Rockin’ transmasculine/genderqueer clothes! Pricey, but deliciously adorable.
I have discovered the joy of wearing ballet flats. I’m a guy and I tried flats for the first time about 8 years ago, but in the interim more flats have been made that fit me (size 10 mens = 11.5-12 womens). I live where it’s hot and sandals aren’t all that practical all the time but flats provide foot coverage and a very comfortable environment. Easy to slip on and off and look great. Sadly, men haven’t adopted them, but I did talk to the people at Corso Como and they make the larger sizes in their flats knowing that some of them are sold to guys.
I have also had success at Barefoot Tess, DSW, eBay, Amazon and a couple other vendors. I now have about 25 pairs and wear them out about at least once a week…. sometimes more. Hardly anyone ever notices, but when they do it’s 95% positive. I dress like a guy in all other respects but have found I love wearing flats.
The one thing that’s really helped me grasp that I’m nonbinary has been skirts, oddly enough. If they’re pressed on me Because Girl, the results are just miserable all around, but discovering that they’re actually pretty cool if I approach them from an angle of Because Human And Why Not made it clear that Girl is a bad angle for me and Human And Why Not is a much better one.
I’m still annoyed at how hard it is to make skirt-wearing look as subversive as it feels, though.

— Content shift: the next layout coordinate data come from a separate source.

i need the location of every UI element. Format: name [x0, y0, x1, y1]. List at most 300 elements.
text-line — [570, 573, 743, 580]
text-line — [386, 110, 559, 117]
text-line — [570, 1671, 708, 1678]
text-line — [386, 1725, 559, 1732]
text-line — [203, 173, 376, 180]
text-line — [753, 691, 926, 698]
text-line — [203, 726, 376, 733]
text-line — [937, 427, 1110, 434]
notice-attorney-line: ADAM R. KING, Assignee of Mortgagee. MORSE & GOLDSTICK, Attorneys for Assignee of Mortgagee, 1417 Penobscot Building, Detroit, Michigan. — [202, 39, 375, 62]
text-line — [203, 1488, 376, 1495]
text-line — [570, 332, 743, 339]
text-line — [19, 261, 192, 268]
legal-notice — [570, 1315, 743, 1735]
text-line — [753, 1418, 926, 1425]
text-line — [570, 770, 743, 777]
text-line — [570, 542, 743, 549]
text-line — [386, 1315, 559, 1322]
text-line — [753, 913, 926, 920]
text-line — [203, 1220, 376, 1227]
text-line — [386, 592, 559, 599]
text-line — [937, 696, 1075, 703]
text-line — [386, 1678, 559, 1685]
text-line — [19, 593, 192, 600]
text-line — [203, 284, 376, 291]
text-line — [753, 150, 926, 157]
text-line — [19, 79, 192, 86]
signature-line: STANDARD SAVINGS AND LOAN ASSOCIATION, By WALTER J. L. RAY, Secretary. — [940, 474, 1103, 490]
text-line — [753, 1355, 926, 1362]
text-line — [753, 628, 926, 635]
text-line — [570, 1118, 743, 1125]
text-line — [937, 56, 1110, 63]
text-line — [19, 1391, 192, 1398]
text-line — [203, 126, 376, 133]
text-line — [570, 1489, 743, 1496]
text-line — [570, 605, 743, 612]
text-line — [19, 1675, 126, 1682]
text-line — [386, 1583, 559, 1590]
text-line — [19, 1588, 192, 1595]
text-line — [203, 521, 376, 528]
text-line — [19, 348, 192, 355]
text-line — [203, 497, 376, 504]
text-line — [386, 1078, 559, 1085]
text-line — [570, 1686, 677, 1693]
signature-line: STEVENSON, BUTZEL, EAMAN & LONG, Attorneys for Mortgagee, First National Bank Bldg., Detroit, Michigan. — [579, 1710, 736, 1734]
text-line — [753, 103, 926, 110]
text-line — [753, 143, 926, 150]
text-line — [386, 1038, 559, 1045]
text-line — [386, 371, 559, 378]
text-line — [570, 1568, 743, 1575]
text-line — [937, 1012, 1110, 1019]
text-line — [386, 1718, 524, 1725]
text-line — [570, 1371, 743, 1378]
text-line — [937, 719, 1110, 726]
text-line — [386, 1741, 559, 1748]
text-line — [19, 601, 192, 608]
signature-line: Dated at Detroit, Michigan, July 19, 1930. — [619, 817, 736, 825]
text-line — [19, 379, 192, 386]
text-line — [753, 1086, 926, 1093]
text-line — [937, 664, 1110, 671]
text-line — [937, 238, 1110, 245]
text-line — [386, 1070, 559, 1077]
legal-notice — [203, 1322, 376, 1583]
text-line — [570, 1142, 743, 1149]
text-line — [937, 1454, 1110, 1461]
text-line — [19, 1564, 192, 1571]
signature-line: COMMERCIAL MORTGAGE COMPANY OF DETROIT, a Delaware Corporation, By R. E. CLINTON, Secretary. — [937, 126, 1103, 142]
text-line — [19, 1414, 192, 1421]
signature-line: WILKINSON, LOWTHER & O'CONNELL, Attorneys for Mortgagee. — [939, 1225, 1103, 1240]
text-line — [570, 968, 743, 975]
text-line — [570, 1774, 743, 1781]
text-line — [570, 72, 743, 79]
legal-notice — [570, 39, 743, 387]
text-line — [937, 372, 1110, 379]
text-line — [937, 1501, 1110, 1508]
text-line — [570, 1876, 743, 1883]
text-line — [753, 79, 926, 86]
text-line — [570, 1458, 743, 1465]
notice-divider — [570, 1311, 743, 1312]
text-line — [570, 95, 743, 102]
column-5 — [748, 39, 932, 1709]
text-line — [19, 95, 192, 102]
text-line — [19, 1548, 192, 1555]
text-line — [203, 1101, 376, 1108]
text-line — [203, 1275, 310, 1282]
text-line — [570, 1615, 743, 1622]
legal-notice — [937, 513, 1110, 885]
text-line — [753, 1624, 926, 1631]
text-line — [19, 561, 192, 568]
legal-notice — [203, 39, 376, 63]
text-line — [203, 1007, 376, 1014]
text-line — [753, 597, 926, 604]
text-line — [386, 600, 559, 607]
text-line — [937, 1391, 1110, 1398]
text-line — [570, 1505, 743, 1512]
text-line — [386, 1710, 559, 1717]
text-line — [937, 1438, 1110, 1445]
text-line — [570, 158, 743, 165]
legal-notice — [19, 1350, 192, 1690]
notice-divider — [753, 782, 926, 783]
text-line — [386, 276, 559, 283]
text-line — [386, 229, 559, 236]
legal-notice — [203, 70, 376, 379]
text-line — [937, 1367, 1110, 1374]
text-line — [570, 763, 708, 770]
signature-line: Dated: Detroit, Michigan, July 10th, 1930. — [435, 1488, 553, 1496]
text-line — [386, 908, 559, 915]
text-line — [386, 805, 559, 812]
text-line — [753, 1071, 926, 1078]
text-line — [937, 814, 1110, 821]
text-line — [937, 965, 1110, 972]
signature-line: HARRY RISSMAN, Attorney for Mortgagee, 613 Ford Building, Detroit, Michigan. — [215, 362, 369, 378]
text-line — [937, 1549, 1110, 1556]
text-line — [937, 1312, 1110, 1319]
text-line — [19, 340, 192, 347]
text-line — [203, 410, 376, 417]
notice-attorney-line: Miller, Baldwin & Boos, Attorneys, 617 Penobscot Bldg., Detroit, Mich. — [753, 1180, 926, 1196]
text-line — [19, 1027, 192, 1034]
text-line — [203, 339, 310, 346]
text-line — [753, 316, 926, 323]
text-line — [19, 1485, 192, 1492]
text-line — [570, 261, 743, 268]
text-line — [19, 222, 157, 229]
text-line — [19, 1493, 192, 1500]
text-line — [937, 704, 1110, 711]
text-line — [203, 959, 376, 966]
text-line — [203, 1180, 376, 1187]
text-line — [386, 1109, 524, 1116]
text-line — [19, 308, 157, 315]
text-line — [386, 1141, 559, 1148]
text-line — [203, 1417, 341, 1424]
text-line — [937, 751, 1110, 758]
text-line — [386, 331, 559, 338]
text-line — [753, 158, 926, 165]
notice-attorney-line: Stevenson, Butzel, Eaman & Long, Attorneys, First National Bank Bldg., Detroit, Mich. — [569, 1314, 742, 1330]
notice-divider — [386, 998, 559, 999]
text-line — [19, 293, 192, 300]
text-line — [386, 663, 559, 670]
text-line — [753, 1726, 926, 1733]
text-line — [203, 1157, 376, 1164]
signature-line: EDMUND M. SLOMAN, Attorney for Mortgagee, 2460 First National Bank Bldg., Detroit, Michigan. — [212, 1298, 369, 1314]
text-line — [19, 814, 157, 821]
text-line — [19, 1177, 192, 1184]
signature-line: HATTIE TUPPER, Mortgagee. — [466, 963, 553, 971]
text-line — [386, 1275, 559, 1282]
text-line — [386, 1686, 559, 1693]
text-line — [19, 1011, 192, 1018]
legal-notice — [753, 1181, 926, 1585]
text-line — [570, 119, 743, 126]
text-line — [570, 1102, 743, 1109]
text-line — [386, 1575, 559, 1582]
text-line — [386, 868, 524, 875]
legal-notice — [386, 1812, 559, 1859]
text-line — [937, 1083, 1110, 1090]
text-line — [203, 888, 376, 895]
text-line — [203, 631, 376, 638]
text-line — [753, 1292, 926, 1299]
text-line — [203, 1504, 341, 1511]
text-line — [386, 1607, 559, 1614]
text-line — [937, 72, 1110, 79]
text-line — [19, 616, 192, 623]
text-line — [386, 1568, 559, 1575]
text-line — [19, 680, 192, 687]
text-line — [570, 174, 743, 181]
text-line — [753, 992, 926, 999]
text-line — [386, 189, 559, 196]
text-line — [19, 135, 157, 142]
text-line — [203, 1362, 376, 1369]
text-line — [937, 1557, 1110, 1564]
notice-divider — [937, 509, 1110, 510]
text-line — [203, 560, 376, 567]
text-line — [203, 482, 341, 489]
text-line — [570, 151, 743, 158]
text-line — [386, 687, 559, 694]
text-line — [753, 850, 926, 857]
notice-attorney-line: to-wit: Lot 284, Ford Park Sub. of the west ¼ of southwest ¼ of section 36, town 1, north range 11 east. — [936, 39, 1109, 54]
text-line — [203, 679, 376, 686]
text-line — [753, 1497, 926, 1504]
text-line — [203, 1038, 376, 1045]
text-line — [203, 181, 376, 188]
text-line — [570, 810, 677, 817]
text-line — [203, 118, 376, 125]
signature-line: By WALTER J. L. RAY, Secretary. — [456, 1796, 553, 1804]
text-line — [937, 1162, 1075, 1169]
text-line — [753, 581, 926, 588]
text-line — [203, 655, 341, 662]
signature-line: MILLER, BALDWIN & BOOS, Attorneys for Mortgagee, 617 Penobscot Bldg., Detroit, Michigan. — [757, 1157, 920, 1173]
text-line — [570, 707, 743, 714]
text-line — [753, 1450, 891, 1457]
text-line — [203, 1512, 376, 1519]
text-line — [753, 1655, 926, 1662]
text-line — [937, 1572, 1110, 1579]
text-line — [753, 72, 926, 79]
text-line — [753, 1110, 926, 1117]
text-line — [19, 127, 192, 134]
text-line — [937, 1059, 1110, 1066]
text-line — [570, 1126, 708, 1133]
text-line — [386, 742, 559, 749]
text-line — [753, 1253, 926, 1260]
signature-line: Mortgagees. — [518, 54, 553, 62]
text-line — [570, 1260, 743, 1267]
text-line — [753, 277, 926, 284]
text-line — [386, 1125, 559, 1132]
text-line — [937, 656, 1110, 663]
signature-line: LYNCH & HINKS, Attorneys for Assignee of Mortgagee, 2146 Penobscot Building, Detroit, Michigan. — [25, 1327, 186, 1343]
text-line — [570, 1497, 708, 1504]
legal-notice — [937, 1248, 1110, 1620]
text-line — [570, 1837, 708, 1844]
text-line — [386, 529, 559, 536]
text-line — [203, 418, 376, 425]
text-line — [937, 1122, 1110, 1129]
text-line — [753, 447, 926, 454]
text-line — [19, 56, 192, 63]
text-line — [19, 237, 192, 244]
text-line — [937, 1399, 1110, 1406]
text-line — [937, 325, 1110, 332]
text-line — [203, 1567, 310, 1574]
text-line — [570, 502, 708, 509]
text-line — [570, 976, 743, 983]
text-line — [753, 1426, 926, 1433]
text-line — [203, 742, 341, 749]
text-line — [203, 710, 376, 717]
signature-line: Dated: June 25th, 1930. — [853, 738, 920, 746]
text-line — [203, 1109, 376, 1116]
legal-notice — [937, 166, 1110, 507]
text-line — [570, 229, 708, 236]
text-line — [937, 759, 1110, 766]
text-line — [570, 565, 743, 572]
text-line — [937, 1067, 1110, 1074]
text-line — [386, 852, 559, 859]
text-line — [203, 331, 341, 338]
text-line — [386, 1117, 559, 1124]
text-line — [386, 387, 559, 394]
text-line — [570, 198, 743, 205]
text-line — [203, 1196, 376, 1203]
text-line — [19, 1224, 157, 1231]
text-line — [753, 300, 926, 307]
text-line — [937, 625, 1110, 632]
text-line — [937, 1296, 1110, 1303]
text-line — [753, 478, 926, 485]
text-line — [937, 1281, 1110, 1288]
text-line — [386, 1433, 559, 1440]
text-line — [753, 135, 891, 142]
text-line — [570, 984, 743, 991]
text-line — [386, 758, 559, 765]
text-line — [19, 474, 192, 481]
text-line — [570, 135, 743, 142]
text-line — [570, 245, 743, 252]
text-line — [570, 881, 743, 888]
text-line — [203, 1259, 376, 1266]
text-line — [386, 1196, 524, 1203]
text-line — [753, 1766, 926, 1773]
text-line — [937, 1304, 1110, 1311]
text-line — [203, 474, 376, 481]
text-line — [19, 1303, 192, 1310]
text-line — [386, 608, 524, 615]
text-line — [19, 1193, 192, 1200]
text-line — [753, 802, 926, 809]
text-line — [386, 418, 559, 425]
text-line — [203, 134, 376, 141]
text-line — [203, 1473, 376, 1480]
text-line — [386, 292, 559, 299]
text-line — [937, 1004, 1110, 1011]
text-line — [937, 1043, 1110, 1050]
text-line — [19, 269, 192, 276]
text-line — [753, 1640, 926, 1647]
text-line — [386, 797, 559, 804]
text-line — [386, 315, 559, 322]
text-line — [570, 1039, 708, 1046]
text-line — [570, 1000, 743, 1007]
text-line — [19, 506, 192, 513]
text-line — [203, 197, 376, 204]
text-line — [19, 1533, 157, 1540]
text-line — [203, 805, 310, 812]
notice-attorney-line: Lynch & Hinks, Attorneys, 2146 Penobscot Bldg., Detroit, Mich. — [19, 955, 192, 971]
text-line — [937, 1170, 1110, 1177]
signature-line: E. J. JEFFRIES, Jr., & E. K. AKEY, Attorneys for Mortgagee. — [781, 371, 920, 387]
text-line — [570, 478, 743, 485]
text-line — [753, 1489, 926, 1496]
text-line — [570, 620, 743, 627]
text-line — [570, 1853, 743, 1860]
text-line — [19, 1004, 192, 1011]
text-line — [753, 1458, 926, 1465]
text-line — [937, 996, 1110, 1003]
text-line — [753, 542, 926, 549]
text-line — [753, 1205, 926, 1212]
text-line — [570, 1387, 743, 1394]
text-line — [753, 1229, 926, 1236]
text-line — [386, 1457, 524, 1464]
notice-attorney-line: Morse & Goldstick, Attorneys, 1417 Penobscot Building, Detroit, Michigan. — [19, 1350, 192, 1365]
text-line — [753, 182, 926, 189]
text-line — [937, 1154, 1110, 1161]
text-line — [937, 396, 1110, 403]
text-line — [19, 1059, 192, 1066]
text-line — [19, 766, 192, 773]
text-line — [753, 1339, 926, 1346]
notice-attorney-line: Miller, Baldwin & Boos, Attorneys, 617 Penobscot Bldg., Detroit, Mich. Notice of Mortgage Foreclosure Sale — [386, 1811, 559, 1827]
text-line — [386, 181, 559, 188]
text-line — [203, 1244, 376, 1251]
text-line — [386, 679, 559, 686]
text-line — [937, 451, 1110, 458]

When I first wore a victorian-esque blouse at the same time as a binder, I finally realized what I truly wanted to look like. Not fem, not butch, but taking aspects of both for my self-image.
It’s funny… the more “pretty” or “feminine” I dress, the more boyish or masculine I feel. I love wearing my binder and packer with my prettiest of dresses, and using makeup to make my face look more androgynous.
I got this outfit from H&M that made me feel like a rockstar. Shiny biker-esque jacket, various t-shirts (including a white & blue stripe as well as a cat shirt), black sparkly jeans, black belt with metal addons. ZOMG. Finally my inner rockstar has a way to express herself.
Those baggy, khaki shorts.
When I went to the store, pretty much my biggest (and I had thought, up until then, irrational) fear about shopping on the side marked “Men’s”, was realised. Basically, a very rude sales clerk kept mentioning that I was on the “Guys’s side”. It went WAY beyond simply letting me know (the store wasn’t very well divided so I suppose some people might have wanted to know). Despite that, I bought the shorts. And for the 5 minutes before they disintegrated simply from putting them in the washing machine, I was in heaven.
I won’t go back to that store due in part to his trans/genderqueerphobia but also due to the crappy clothes, but none of this is as important as what happened psychologically for me that day.
I walked the other side of the store. My worst fear (okay, second worst to my parents seeing me there) about it actually happened. And I survived. Came out better, stronger, happier. My WORST fear happened and my biggest thought was “what a jerk and isn’t it sad that he lives in such a colourless, binary world?”
Buying those shorts opened the floodgates of possibility and I now shop entire stores comfortably. As I write this, I a FAAB (female assigned at birth) and self-identified genderqueer am wearing garments that were marketed to both binary genders.
This genderqueer stuff is all pretty new to me but it’s also exciting (and scary, I’m not out to ANYONE IRL yet).
Padded panties/hips from siliconebody.com. They give one a totally female pelvis –rounded and curvy.
This “tank top” I got from Complex Geometries – It rides the edge between really long and dress length. Worn with tights and a drape-y jacket or cardigan it reads really feminine and dress-like. Worn with jeans and a structured jacket or vest, and it looks more androgynous. One of my nerdy SCA friends told me it reminded him of a Léine.